Intravascular AAV9 preferentially targets neonatal neurons and adult astrocytes

• Published in: Nature biotechnology Vol. 27; no. 1; pp. 59 - 65
• Main Authors: Kaspar, Brian K, Foust, Kevin D, Nurre, Emily, Montgomery, Chrystal L, Hernandez, Anna, Chan, Curtis M
• Format: Journal Article
• Language: English
• Published: New York Nature Publishing Group US 01.01.2009; Nature Publishing Group
• Subjects: Adeno-associated virus; Agriculture; Animals; Astrocytes - metabolism; Bioinformatics; Biological and medical sciences; Biomedical and Life Sciences; Biomedical Engineering/Biotechnology; Biomedicine; Biotechnology; Cellular biology; Central nervous system; Degeneration; Dependovirus - genetics; Fundamental and applied biological sciences. Psychology; Ganglia, Spinal - metabolism; Gene therapy; Gene Transfer Techniques; Genetic aspects; Genetic Vectors; Green Fluorescent Proteins - metabolism; Health. Pharmaceutical industry; Hippocampus - metabolism; In Situ Hybridization; Industrial applications and implications.

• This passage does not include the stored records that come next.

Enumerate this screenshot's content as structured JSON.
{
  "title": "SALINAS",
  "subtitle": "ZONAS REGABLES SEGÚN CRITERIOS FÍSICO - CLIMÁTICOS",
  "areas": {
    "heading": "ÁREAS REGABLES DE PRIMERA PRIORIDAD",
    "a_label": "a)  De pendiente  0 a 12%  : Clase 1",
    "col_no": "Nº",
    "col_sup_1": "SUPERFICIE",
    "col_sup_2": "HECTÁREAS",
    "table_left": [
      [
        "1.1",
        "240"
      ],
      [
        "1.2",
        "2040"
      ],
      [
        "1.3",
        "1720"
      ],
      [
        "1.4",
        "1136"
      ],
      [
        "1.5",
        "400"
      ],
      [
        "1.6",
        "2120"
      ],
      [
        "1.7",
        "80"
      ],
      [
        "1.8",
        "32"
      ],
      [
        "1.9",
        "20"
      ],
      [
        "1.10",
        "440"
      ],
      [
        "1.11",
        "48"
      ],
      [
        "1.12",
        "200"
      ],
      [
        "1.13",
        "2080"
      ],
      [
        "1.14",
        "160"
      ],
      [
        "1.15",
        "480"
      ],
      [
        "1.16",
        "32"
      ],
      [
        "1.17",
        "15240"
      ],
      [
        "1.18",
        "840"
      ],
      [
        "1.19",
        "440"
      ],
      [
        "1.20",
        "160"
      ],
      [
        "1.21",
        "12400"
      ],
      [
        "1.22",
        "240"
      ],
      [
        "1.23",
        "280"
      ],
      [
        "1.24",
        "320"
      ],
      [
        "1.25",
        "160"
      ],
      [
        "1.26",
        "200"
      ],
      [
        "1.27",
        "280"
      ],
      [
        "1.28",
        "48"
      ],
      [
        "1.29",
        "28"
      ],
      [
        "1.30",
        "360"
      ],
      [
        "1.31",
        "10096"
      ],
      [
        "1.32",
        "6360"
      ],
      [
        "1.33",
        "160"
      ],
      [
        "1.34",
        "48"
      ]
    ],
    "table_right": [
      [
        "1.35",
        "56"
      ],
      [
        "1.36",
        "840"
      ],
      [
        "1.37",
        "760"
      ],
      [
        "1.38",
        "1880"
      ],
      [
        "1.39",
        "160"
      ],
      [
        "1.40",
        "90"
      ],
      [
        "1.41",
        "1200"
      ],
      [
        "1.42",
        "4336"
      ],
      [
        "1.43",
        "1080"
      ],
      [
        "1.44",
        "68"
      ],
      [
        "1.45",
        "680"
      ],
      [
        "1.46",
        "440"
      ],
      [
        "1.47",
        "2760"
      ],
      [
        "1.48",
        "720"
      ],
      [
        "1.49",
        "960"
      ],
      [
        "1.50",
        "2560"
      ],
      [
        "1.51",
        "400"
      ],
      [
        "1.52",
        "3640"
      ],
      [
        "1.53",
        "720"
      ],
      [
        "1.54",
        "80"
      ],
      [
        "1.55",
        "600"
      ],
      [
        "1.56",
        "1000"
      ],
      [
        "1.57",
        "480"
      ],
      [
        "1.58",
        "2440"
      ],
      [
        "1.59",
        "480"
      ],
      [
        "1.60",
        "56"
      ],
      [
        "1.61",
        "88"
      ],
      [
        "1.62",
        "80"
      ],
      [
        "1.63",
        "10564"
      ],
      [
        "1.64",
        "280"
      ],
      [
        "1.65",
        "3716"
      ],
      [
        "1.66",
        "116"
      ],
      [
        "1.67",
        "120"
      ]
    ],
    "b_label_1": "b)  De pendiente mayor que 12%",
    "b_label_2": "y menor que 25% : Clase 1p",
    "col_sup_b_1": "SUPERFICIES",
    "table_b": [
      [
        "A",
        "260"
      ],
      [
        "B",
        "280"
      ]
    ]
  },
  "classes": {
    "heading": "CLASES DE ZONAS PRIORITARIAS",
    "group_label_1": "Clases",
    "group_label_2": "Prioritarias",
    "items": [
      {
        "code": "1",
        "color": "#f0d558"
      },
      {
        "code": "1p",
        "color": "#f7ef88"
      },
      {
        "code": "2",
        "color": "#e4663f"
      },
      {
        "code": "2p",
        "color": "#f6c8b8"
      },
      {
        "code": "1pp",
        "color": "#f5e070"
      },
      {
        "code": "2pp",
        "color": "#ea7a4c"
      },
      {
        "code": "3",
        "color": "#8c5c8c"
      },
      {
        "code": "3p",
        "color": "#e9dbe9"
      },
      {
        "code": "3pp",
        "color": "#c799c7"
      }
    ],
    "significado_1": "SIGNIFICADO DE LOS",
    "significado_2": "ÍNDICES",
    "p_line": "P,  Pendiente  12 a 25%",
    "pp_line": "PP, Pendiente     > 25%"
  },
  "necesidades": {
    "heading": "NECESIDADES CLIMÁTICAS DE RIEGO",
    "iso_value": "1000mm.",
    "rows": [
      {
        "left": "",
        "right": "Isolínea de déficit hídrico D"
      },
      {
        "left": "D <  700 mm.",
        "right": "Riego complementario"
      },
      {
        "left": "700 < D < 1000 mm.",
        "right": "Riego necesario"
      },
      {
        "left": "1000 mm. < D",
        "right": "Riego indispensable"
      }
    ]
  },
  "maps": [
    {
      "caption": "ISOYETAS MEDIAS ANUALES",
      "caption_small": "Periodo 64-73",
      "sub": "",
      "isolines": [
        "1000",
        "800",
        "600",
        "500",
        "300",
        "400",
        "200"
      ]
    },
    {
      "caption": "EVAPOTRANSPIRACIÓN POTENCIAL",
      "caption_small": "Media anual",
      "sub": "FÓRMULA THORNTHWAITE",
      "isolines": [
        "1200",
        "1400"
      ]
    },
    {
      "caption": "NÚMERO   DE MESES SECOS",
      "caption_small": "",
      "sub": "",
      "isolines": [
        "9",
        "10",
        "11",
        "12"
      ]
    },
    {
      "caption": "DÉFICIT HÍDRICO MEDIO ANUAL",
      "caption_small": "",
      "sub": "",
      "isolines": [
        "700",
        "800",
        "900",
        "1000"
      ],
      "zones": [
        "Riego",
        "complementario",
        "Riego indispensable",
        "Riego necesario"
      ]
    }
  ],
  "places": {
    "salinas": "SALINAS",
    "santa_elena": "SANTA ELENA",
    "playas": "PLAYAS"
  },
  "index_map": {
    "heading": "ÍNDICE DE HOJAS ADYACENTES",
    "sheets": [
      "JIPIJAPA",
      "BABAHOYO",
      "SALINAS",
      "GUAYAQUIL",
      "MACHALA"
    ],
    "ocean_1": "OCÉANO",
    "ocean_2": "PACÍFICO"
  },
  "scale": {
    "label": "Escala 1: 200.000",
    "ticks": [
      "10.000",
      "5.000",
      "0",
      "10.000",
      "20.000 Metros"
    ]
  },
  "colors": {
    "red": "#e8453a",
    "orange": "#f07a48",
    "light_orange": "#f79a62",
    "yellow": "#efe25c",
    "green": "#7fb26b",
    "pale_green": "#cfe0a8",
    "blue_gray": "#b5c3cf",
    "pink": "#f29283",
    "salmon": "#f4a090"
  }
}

Economical aspects; Injection; Life Sciences; Mice; Mice, Inbred C57BL; Muscular Atrophy, Spinal - metabolism; Neocortex - metabolism; Nervous system; Neurons; Neurons - metabolism; Rodents; Transgenes; Virology; United States; Human; Adenoviridae; Intravenous administration; Targeting; Rodentia; Central nervous system; Astrocyte; Encephalon; Virus; Associated virus; Vertebrata; Mammalia; Neuron; Newborn; Mouse; Adult; Gene therapy; Vector
• ISSN: 1087-0156; 1546-1696
• DOI: 10.1038/nbt.1515

Foust et al . describe a viral vector that crosses the blood-brain barrier, providing a non-invasive method for delivering therapeutic genes to the central nervous system. A single intravascular injection of AAV9 results in widespread transduction of astrocytes in adult mice and of astrocytes and neurons in neonatal mice. Delivery of genes to the brain and spinal cord across the blood-brain barrier (BBB) has not yet been achieved. Here we show that adeno-associated virus (AAV) 9 injected intravenously bypasses the BBB and efficiently targets cells of the central nervous system (CNS). Injection of AAV9-GFP into neonatal mice through the facial vein results in extensive transduction of dorsal root ganglia and motor neurons throughout the spinal cord and widespread transduction of neurons throughout the brain, including the neocortex, hippocampus and cerebellum. In adult mice, tail vein injection of AAV9-GFP leads to robust transduction of astrocytes throughout the entire CNS, with limited neuronal transduction. This approach may enable the development of gene therapies for a range of neurodegenerative diseases, such as spinal muscular atrophy, through targeting of motor neurons, and amyotrophic lateral sclerosis, through targeting of astrocytes. It may also be useful for rapid postnatal genetic manipulations in basic neuroscience studies.